Veenstra and others argued that a constitutional change would guard Iowa's ban against potential court challenges.
Critics of the resolution, however, argued that Tuesday's vote was about election year politics.
"This is already illegal under state law," said Senate Minority Leader Mike Gronstal, D-Council Bluffs. "Republicans wanted to make it really, really illegal. We thought from the start this is a political exercise. It was about dividing Iowans."
But supporters of the resolution argued that Iowa's constitution should include a defense of traditional marriage, which they contend inoculates society against a litany of social ills. They fear a cultural upheaval at the hands of judges.
Iowa lawmakers waded into the divisive issue as court battles and legislative fights over gay marriage rage in Massachusetts, California and other states. Four states have approved similar amendments.

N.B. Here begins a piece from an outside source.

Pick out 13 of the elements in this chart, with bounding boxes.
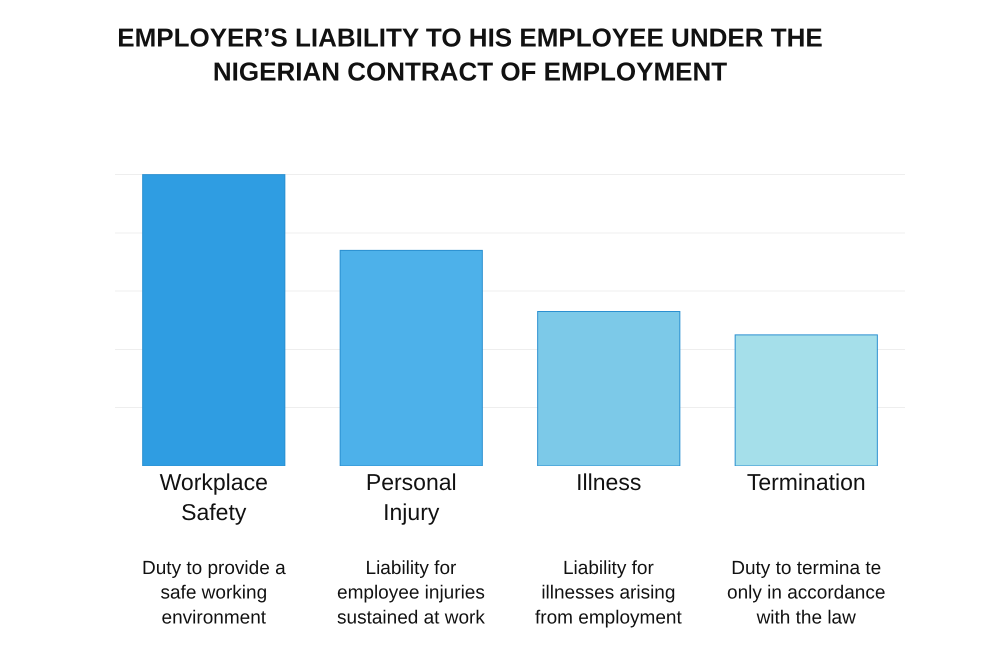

"It's about defending a 2,000-year-old tradition that has been the foundation for our society," Veenstra said.
"Why is this resolution necessary? To confront the culture of today that would challenge and attempt to change our laws from the bench," he said.

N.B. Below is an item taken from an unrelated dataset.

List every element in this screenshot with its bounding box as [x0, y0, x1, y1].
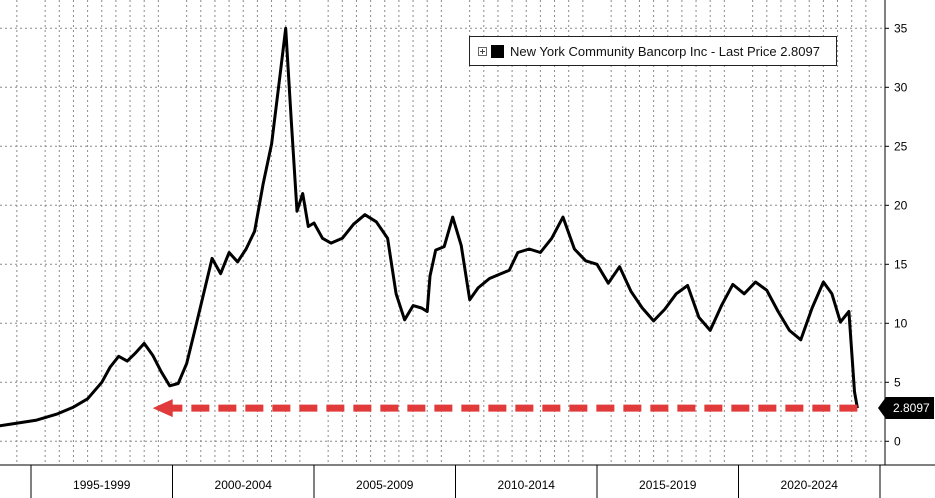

But opponents of the resolution disputed that idea that gay marriages would harm traditional marriage or society.
"It is about discrimination, make no mistake about it," said Sen. Matt McCoy, D-Des Moines, who called the bill "meaningless" and "hateful." He charged that many businesses already extend benefits to same-sex couples and that a political stand against gay marriage would have economic consequences.
"This is the civil rights issue of the day, Senator Veenstra. Rights are being taken away from individuals under your bill," McCoy said.
Sen. Keith Kreiman, D-Bloomfield, argued that a state amendment could still be overruled by federal courts.
"The issue of gay marriages will ultimately be decided by the United States Supreme Court. Nothing we do in Iowa will affect that decision," Kreiman said. "We need to be very cautious in amending our state constitution."